O Brasil vive uma realidade distópica. Uma agenda conservadora dita o comportamento da sociedade e a doutrina religiosa tenta dominar as esferas do poder. Claro que, para alguns, poderíamos estar falando do atual cenário politico do país, mas essa é a assombrosa premissa do filme "Divino Amor". Nunca a ficção pareceu tão real.
Novo trabalho do talentoso Gabriel Mascaro ("Boi Neon"), o longa-metragem - em cartaz no Cine Metrópolis - chega ao circuito após ser aclamado ao redor do mundo, especialmente nos Festivais de Sundance e Berlim, no início do ano.
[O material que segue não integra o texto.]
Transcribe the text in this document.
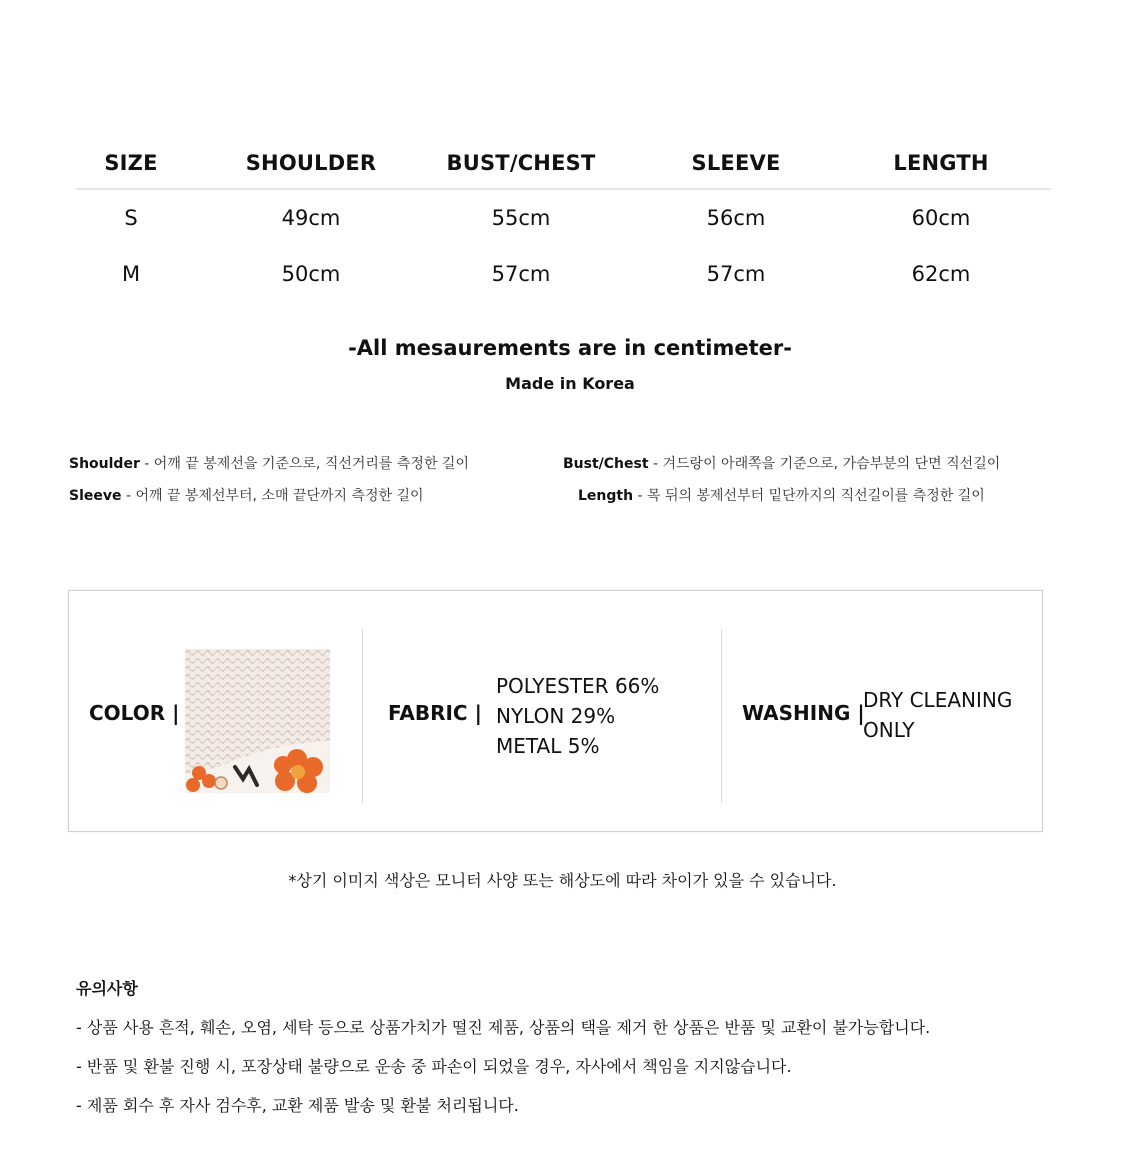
SIZE	SHOULDER	BUST/CHEST	SLEEVE	LENGTH
S	49cm	55cm	56cm	60cm
M	50cm	57cm	57cm	62cm
-All mesaurements are in centimeter-
Made in Korea
Shoulder - 어깨 끝 봉제선을 기준으로, 직선거리를 측정한 길이	Bust/Chest - 겨드랑이 아래쪽을 기준으로, 가슴부분의 단면 직선길이
Sleeve - 어깨 끝 봉제선부터, 소매 끝단까지 측정한 길이	Length - 목 뒤의 봉제선부터 밑단까지의 직선길이를 측정한 길이
COLOR |	FABRIC |
POLYESTER 66%
NYLON 29%
METAL 5%
WASHING |
DRY CLEANING
ONLY
*상기 이미지 색상은 모니터 사양 또는 해상도에 따라 차이가 있을 수 있습니다.
유의사항
- 상품 사용 흔적, 훼손, 오염, 세탁 등으로 상품가치가 떨진 제품, 상품의 택을 제거 한 상품은 반품 및 교환이 불가능합니다.
- 반품 및 환불 진행 시, 포장상태 불량으로 운송 중 파손이 되었을 경우, 자사에서 책임을 지지않습니다.
- 제품 회수 후 자사 검수후, 교환 제품 발송 및 환불 처리됩니다.
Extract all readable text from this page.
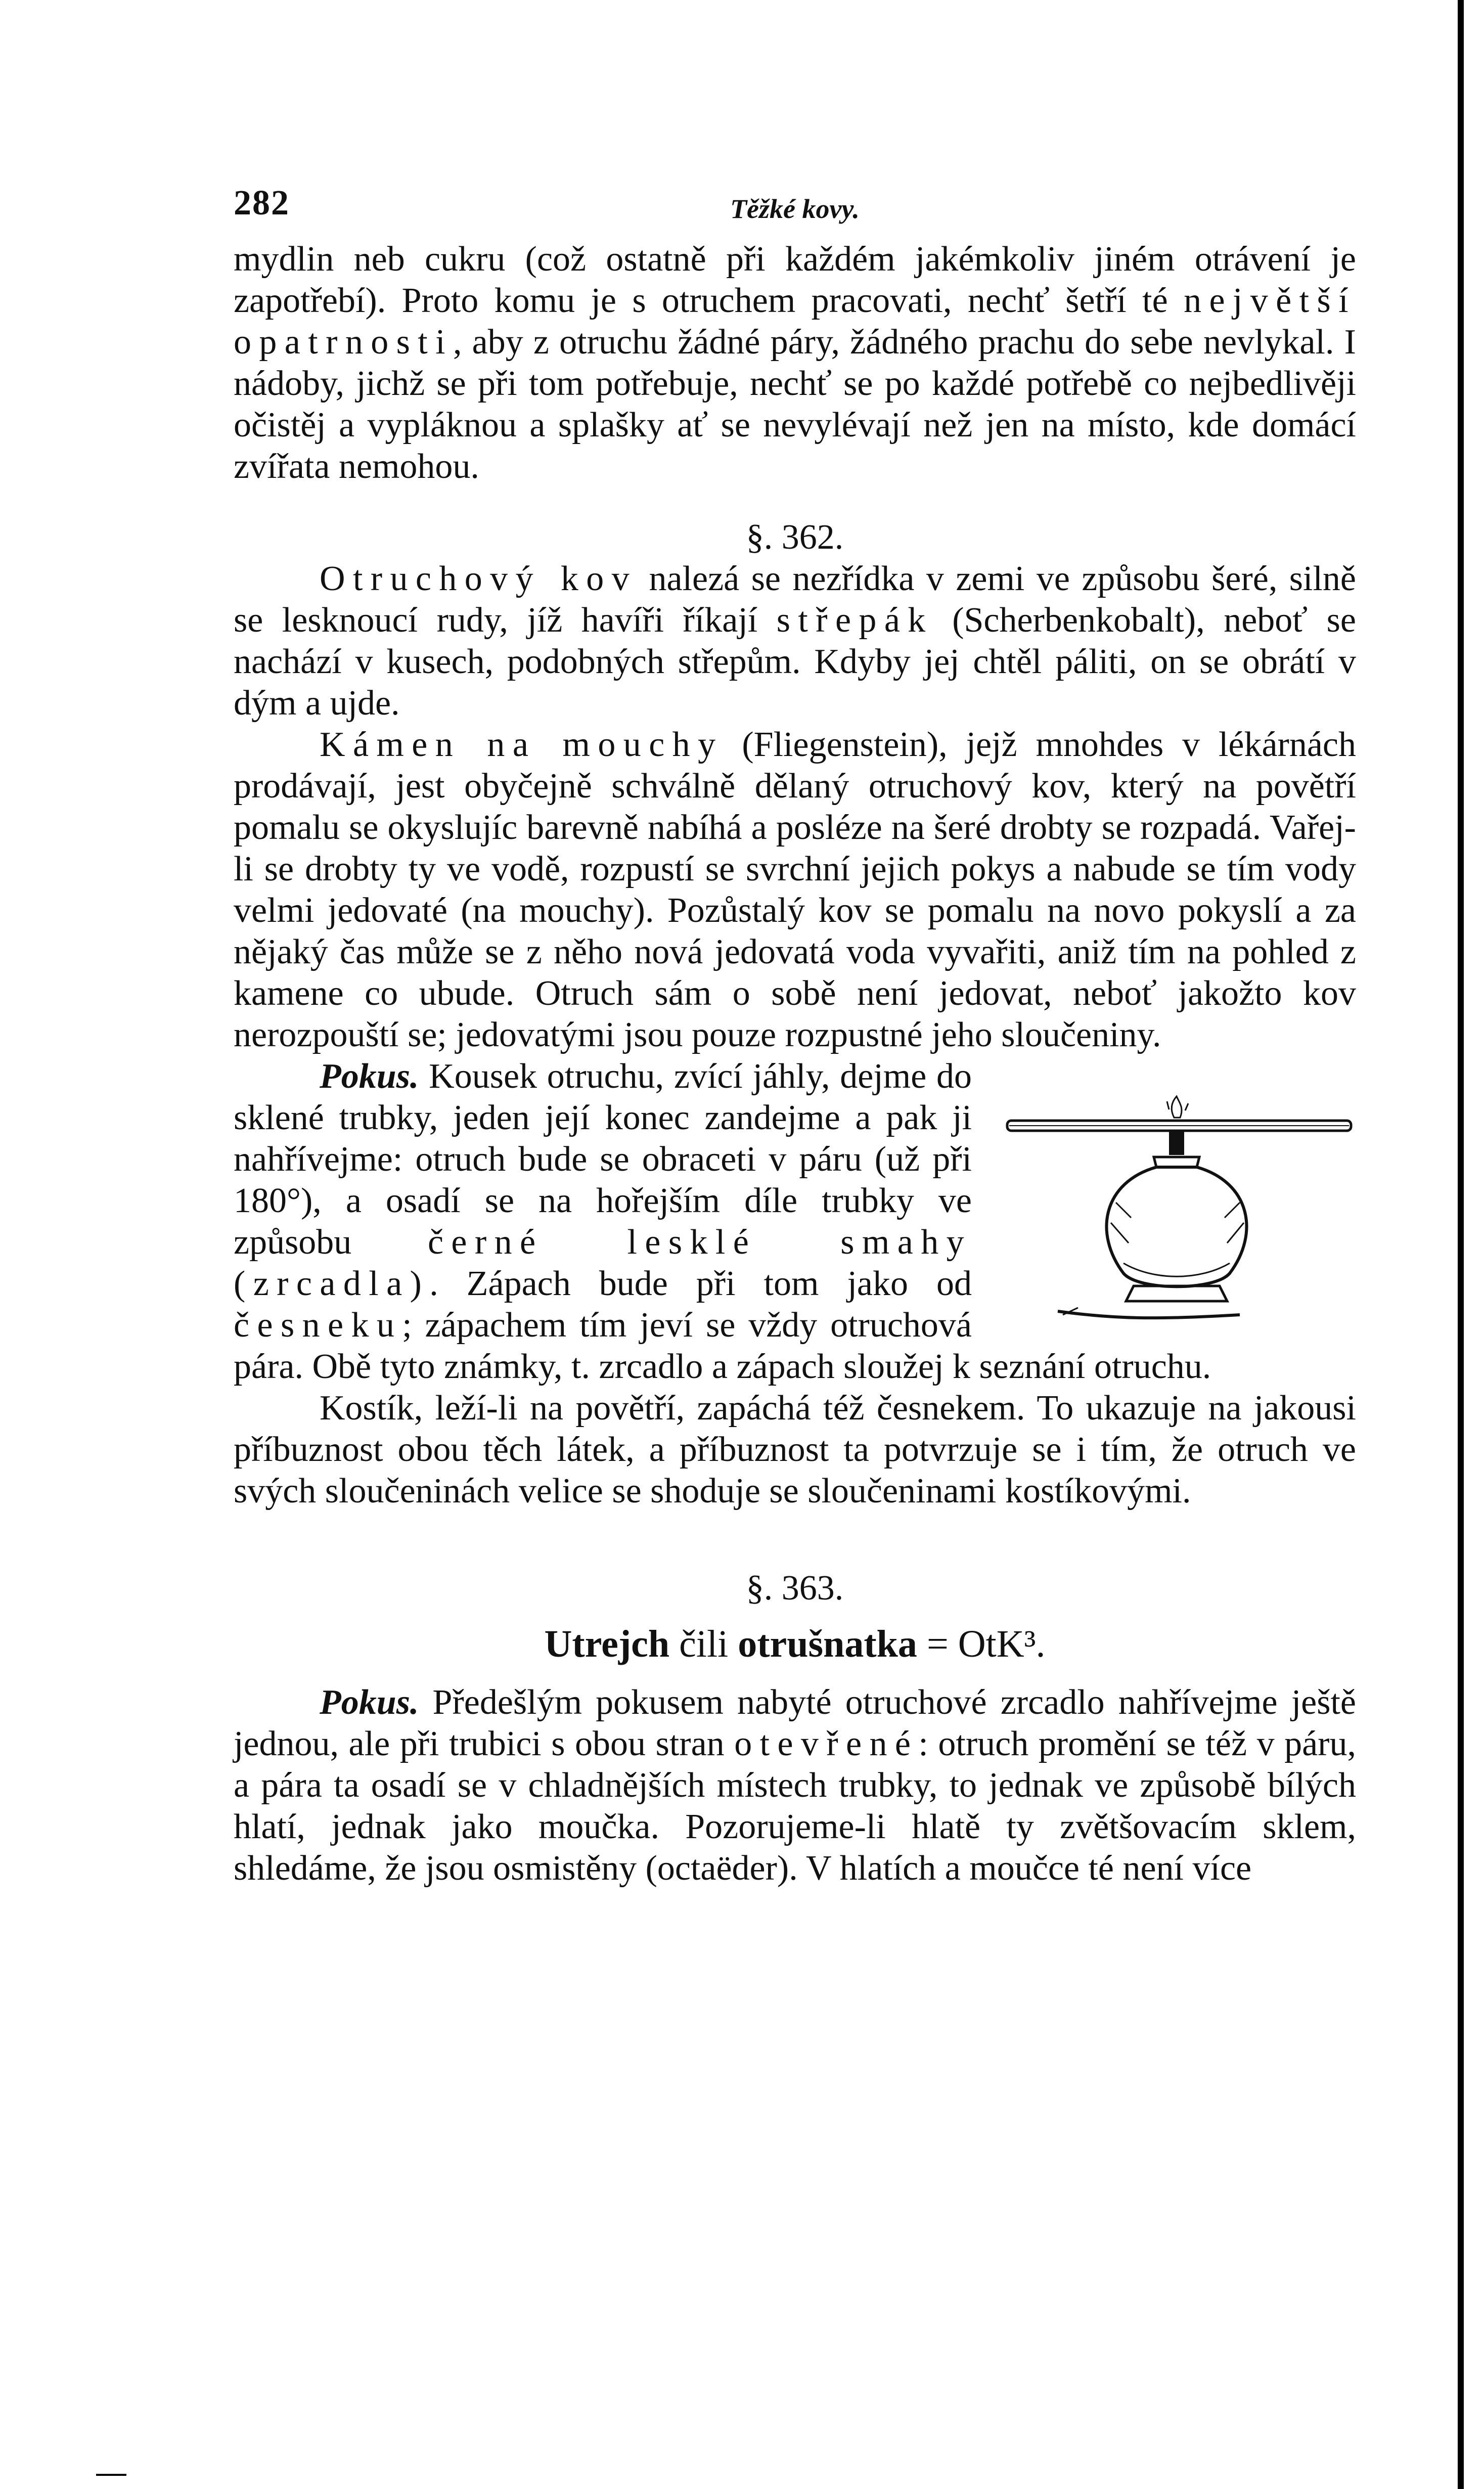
282	Těžké kovy.

mydlin neb cukru (což ostatně při každém jakémkoliv jiném otrávení je zapotřebí). Proto komu je s otruchem pracovati, nechť šetří té největší opatrnosti, aby z otruchu žádné páry, žádného prachu do sebe nevlykal. I nádoby, jichž se při tom potřebuje, nechť se po každé potřebě co nejbedlivěji očistěj a vypláknou a splašky ať se nevylévají než jen na místo, kde domácí zvířata nemohou.

§. 362.

Otruchový kov nalezá se nezřídka v zemi ve způsobu šeré, silně se lesknoucí rudy, jíž havíři říkají střepák (Scherbenkobalt), neboť se nachází v kusech, podobných střepům. Kdyby jej chtěl páliti, on se obrátí v dým a ujde.

Kámen na mouchy (Fliegenstein), jejž mnohdes v lékárnách prodávají, jest obyčejně schválně dělaný otruchový kov, který na povětří pomalu se okyslujíc barevně nabíhá a posléze na šeré drobty se rozpadá. Vařej-li se drobty ty ve vodě, rozpustí se svrchní jejich pokys a nabude se tím vody velmi jedovaté (na mouchy). Pozůstalý kov se pomalu na novo pokyslí a za nějaký čas může se z něho nová jedovatá voda vyvařiti, aniž tím na pohled z kamene co ubude. Otruch sám o sobě není jedovat, neboť jakožto kov nerozpouští se; jedovatými jsou pouze rozpustné jeho sloučeniny.

Pokus. Kousek otruchu, zvící jáhly, dejme do sklené trubky, jeden její konec zandejme a pak ji nahřívejme: otruch bude se obraceti v páru (už při 180°), a osadí se na hořejším díle trubky ve způsobu černé lesklé smahy (zrcadla). Zápach bude při tom jako od česneku; zápachem tím jeví se vždy otruchová pára. Obě tyto známky, t. zrcadlo a zápach sloužej k seznání otruchu.

Kostík, leží-li na povětří, zapáchá též česnekem. To ukazuje na jakousi příbuznost obou těch látek, a příbuznost ta potvrzuje se i tím, že otruch ve svých sloučeninách velice se shoduje se sloučeninami kostíkovými.

§. 363.

Utrejch čili otrušnatka = OtK³.

Pokus. Předešlým pokusem nabyté otruchové zrcadlo nahřívejme ještě jednou, ale při trubici s obou stran otevřené: otruch promění se též v páru, a pára ta osadí se v chladnějších místech trubky, to jednak ve způsobě bílých hlatí, jednak jako moučka. Pozorujeme-li hlatě ty zvětšovacím sklem, shledáme, že jsou osmistěny (octaëder). V hlatích a moučce té není více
Veja o trailer de "Divino Amor"
A euforia dos gringos confirma que o mundo ainda deseja entender as transformações sociais e políticas pelas quais o país está passando. Protagonista de "Divino Amor", Dira Paes (51) tem a resposta na ponta da língua. "Fiquei orgulhosa de ver como entenderam o filme e enxergaram que é uma pauta brasileira urgente. Além disso, é a confirmação de que não querem essa realidade no país deles. Esse fundamentalismo religioso está ocupando a racionalidade das pessoas", alerta a atriz, em entrevista ao Gazeta Online.
No Brasil de Mascaro, estamos em 2027 e vivemos em uma sociedade ultranacionalista, que propõe uma rigorosa taxa de natalidade e o foco recai sobre a família tradicional. Mulheres vão à praia cobertas até o pescoço, casais praticam orgias em um "swing gospel" e o Carnaval foi substituído por uma grande rave cristã.
"O filme foi pensado há quatro anos e filmado há dois. Não imaginava que, em 2019, o Brasil, de certa forma, também deixaria de ser um estado laico. Nunca pensei que a nossa democracia estivesse tão ameaçada como está agora", desabafa a atriz, citando a sua personagem no longa-metragem, Joana, como exemplo de mulher manipulada por uma sociedade dominada por dogmas.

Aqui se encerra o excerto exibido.